Tout commence par un forfait. Le 1er août, Angela Carini, boxeuse italienne dans la catégorie des moins de 66 kg, abandonne son huitième de finale contre l’Algérienne Imane Khelif au bout de 46 secondes. L’extrême droite italienne, mauvaise perdante, attaque alors la gagnante. Salvini l’accuse d’être « un boxeur trans » et Meloni renchérit en ciblant ses « caractéristiques génétiques masculines ». La fachosphère internationale se régale, y voyant une nouvelle occasion de défendre les femmes dites « biologiques » tout en stigmatisant les femmes trans, accusées d’être des tricheurs masculins venus glaner des titres dans les catégories féminines.
Ces polémiques sont récurrentes. En avril dernier, une adolescente trans américaine en a aussi fait les frais après sa victoire au 200 mètres lors d’une compétition entre lycées. La même adolescente s’était classée deuxième au 400 mètres lors de la même compétition, mais cela a fait moins de battage. Ça aurait pourtant parfaitement illustré que les performances sportives ne sont pas réductibles à des caractères sexuels, en dépit de ce que pense l’extrême droite qui ramène par sexisme les sportives à un caryotype et des taux d’hormones.
Certes, dans cette société où le patriarcat laisse des traces jusque dans la constitution biologique des individus, le sexe affecte les résultats constatés dans le haut niveau, mais c’est loin d’être le seul facteur. Alors si l’extrême droite veut faire la chasse aux injustices, ce qui serait une première, qu’elle commence par regarder les inégalités de moyens entre sportifs des pays riches et ceux des pays pauvres et qui expliquent beaucoup mieux que les transitions de genre les écarts de résultats (pour l’exemple, l’Italie compte déjà neuf médailles d’or tandis que l’Algérie n’en a qu’une, grâce à une gymnaste qui, d’ailleurs, a la double nationalité franco-algérienne, et vit et s’entraîne en France).

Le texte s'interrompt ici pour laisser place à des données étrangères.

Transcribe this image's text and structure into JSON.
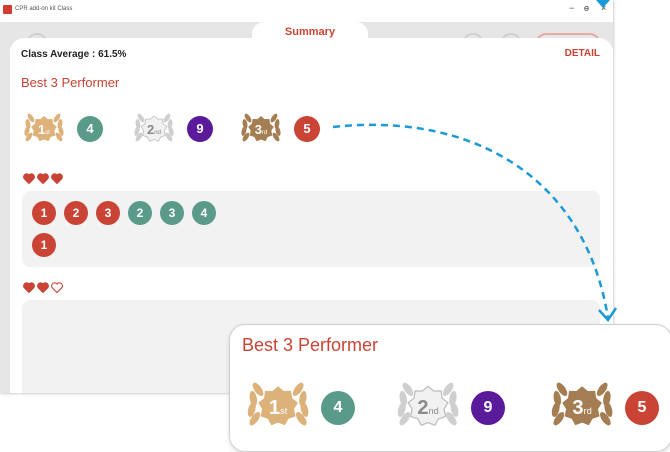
{
  "window": {
    "title": "CPR add-on kit Class"
  },
  "controls": {
    "minimize": "−",
    "maximize": "ɵ",
    "close": "×"
  },
  "header": {
    "tab_label": "Summary"
  },
  "summary": {
    "class_average": "Class Average : 61.5%",
    "detail_label": "DETAIL",
    "best_title": "Best 3 Performer"
  },
  "performers": [
    {
      "medal": "1",
      "suffix": "st",
      "number": "4",
      "color": "#5a9a89",
      "medal_color": "#ddb27a"
    },
    {
      "medal": "2",
      "suffix": "nd",
      "number": "9",
      "color": "#5b1a9a",
      "medal_color": "#cfcfcf"
    },
    {
      "medal": "3",
      "suffix": "rd",
      "number": "5",
      "color": "#c94434",
      "medal_color": "#a47d52"
    }
  ],
  "groups": [
    {
      "hearts": [
        "full",
        "full",
        "full"
      ],
      "chips": [
        "1",
        "2",
        "3",
        "2",
        "3",
        "4",
        "1"
      ]
    },
    {
      "hearts": [
        "full",
        "full",
        "empty"
      ],
      "chips": []
    }
  ],
  "zoom": {
    "best_title": "Best 3 Performer"
  },
  "colors": {
    "accent": "#c94434",
    "teal": "#5a9a89",
    "purple": "#5b1a9a",
    "arrow": "#1a9ad6"
  }
}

Revenons à la boxe. Dans le cas de la championne Imane Khelif, toute la polémique est bâtie sur du sable. La boxeuse n’est pas trans, ce que n’ont d’ailleurs pas manqué de souligner les autorités algériennes en rappelant leur position très conservatrice sur la question, et aucune information sérieuse ne permet de dire qu’elle a un fort taux de testostérone, ni qu’elle a des chromosomes XY. Toutes ces rumeurs, reprises telles quelles par la presse, viennent du fait qu’elle a été interdite de concourir aux championnats du monde en 2023 après avoir échoué à un « test de genre » dont on ne connait pas le détail. Ces championnats étaient organisés par une fédération internationale de boxe, l’IBA, qui est en conflit ouvert avec le CIO (Comité international olympique) depuis des années et qui s’est fait retirer en 2019 l’organisation du tournoi olympique. Bref, toute cette histoire sent fort le règlement de comptes entre instances sportives, à des kilomètres du fair play qui est censé caractériser les rings.
Angela Carini, qu’Imane Khelif avait battue en huitièmes de finale, s’est depuis excusée pour tout ce qu’a provoqué sa défaite, et la boxeuse algérienne, dont la demi-finale avait lieu mardi 6 août, va essayer de ramener l’or en dépit de la campagne de déstabilisation dont elle fait l’objet.